Another key capital management tool is QBE’s Internal Capital Adequacy Assessment Process (ICAAP). The ICAAP is supported by both the Economic Capital Model and scenario analysis, and is used to:
- manage the capital held by QBE;
- monitor the risk profile against appetite;
- ensure the risks taken by QBE are commensurate with required returns;
- allocate capital to operating entities for planning and performance monitoring purposes; and
- analyse alternative reinsurance options and regulatory and rating agency submissions.
Investment, market, credit and liquidity risk
QBE actively manages its exposures to investment, market and credit risks that arise inherently from the management of a global insurance operation, including risks generated through:
- the management of a global investment portfolio;
- regular insurance activities and exposure to reinsurance counterparties; and
- global treasury operations, including exposures to foreign exchange movements, collateral management and bank counterparty risks.
Risks to earnings due to material market movements, risk concentrations and changes to credit quality are identified, measured and controlled.
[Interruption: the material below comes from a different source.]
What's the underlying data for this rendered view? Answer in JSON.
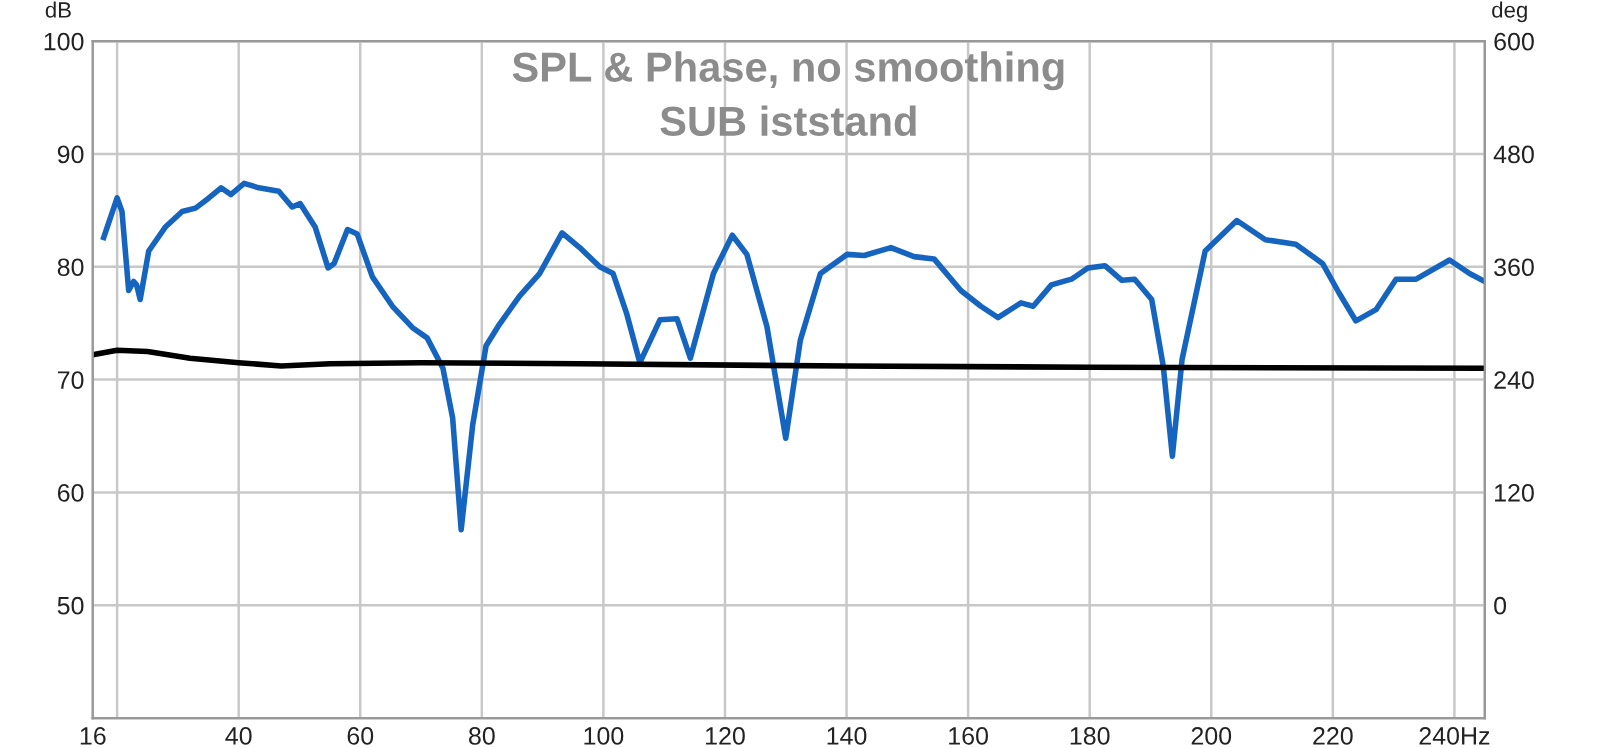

These are subject to risk management frameworks and oversight within defined Board-approved risk appetites that are monitored through limits structures and specific delegated authorities.
QBE’s liquidity risk framework is designed to ensure that QBE has sufficient high-quality liquid assets at all times, including at times of severe stress, to meet our liabilities as they fall due. Liquidity risk is monitored against specified limits within the Board-approved risk appetite and supporting processes ensure that contingency plans are in place to address crisis situations.
As a global insurance group, QBE is subject to oversight by approximately 30 prudential regulatory regimes around the world, as well as extensive legal and regulatory requirements and obligations, industry codes and business and ethical standards across its business activities. To manage the regulatory and compliance risk we face as a global organisation, we combine local expertise with a globally consistent compliance framework. We continue to monitor regulatory developments in each of the markets the Group operates in.